I suppose that I may regard myself as exactly the opposite of Stockton in every way. I live for my work: he lives for his holidays. When the term is over I love to get away principally because Radchester would be intolerable once the boys were gone, secondly because I want to fill myself up with new ideas, to develop my theory that the cult of beauty and imagination is the whole duty of the schoolmaster. I rarely forget the school in the holidays. All the time that I am exploring new scenes I am storing up memories which I hope to use in my work. All my talks with Stapleton during these last few weeks have been so much sifting of matter which I want to get clear before I start on a new term.

The difficulty is that so few of the men in Common Room think it necessary to do more than prepare the textbooks they propose to read with their forms, while I read up all I can on social problems. I strive to discover new methods of interesting boys in the conditions of life outside school. In so doing I am frequently attacked on the ground that I am making them restless and dissatisfied with their narrow round at school.
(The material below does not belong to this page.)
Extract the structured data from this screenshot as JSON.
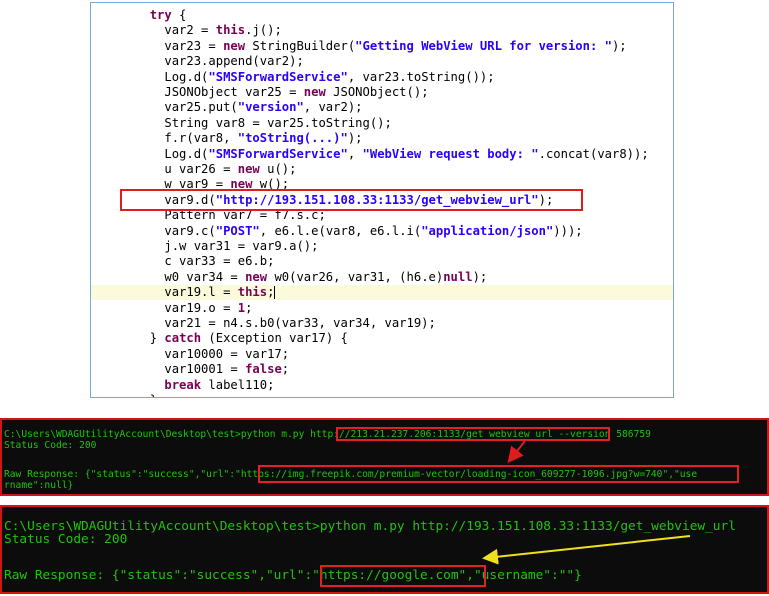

I am not certain that restlessness is a thing to be condemned: unless you are discontented with abuses you will never stir a finger to reform them, and unless a boy leaves school firmly convinced that it is his duty to leave the world better than he found it, education means nothing.

Stapleton has gone back to work reinvigorated, fully determined to bear with the many thorns in his flesh, in the shape of irritating curates, the dead weight of indifference to religion, morality, or high ideals in the bulk of his parishioners, with notes for a dozen sermons in his head, and a healthy conviction that in spite of temporary setbacks the world really is progressing.

I return to Radchester determined to alter for the better the code of morality of the school, to make boys see that work is not a disgraceful thing to be avoided whenever possible, but the only means by which any one can equip himself to fight the battle of life: I return determined to live at peace with my colleagues so far as it is possible, to be more sociable and less critical, to dwell more insistently upon the things that matter, and to try to wean away my boys from spending themselves upon unworthy objects, to foster a love for all that is pure and good and holy and to appreciate the millions of manifestations of Beauty that nature displays even at Radchester for our spiritual delectation.


[VII]

June 4, 1911

We've been back a month and many things have happened since I last wrote in my diary.

In the first place Marshall has gone. I am much too near the event to be able to judge of it sanely and I can't write of it at length. He was always antagonistic to me. I can't say I liked him but I tried never to show my aversion. He was repulsive in every way, but his sermons were good: he was a good disciplinarian and teacher. Boys in his form were at any rate thoroughly taught. In mine they fail because I always attempt too much. I envied him his gifts a good deal.